Sistemas de elección hay muchos, y si bien cada uno tiene sus fallos inherentes, es sabido que todos los partidos pueden ganar con algún método. No caigamos en falacias, ni existe el método matemáticamente perfecto, exactamente justo, ni en política hay hueco para el azar.
Por supuesto, no pueden desvincularse las decisiones políticas de los intereses de los partidos y del bagaje histórico de un país. La Transición española y los constituyentes que se encargaron de dotarnos de una Norma Fundamental, tenían y tienen hoy intereses y preferencias y la intención de obtener rédito político de sus actuaciones. La combinación de determinados elementos, como son la magnitud de las circunscripciones -al establecerse la provincia como única circunscripción posible-, la fórmula electoral -regla d’Hont-, la desviación del prorrateo para la asignación de escaños y el umbral legal mínimo, ha beneficiado particularmente a ciertos partidos frente a otros que, como no puede ser de otra manera, han dejado de obtener lo que otros sí ganan.

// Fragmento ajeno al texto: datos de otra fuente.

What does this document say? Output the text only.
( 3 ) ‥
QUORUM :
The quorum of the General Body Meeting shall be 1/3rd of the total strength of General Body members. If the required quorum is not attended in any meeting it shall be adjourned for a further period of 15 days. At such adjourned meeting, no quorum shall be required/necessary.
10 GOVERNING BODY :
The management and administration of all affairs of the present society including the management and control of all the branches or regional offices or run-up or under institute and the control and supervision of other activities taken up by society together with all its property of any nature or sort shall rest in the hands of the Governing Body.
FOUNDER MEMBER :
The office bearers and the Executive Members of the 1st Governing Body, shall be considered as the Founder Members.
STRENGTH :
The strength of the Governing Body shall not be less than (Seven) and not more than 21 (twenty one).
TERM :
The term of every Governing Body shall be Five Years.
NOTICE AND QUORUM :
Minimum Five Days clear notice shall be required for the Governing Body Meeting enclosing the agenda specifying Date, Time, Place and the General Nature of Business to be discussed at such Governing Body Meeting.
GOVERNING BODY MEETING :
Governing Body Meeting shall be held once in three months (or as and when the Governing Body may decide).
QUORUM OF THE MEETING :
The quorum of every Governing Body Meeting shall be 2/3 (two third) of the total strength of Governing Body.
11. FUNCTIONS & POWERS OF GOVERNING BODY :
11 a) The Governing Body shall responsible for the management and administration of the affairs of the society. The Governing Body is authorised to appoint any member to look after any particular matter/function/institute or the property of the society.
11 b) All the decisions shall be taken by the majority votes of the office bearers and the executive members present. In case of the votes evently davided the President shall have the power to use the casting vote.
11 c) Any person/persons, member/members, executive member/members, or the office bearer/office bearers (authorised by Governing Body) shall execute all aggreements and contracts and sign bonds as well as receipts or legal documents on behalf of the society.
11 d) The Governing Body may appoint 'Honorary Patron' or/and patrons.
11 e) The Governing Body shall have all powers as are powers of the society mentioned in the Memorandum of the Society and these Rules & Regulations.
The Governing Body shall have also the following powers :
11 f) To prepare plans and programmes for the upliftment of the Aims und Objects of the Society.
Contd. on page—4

Esto así porque, como ha sido harto estudiando por la ciencia política española, nuestro sistema electoral adolece a la vez de un sesgo mayoritario y conservador. Todo ello hace que no sea casual la realidad de que, por una parte, la configuración sistémica sirvió en su momento para favorecer particularmente a UCD, y por otra, este sistema se haya institucionalizado y perdurado excepcionalmente en el tiempo.
Tres décadas y pico más tarde, la opinión pública empieza a cansarse de la sobrerrepresentación de los partidos mayoritarios y sobre todo los de cierta tendencia ideológica, y sus consecuencias: el bipartidismo, el voto útil, la ausencia de alternativas, la imposibilidad de prosperar partidos minoritarios, y un largo etcétera.
Y es que la ausencia de fragmentación política quizá está bien para una democracia joven, que necesita legitimación, pero acaba por perder el sentido en la realidad actual. La mayor dificultad parece consistir en forzar el cambio de una situación estable cuando quien en cuyas manos está, no tiene motivación alguna para hacerlo.
Sin embargo, como parece que Fukuyama y su fin de la historia no acabarán por llegar, por suerte, al menos de momento, habrá que estar a lo que toca: renovarse, o morir.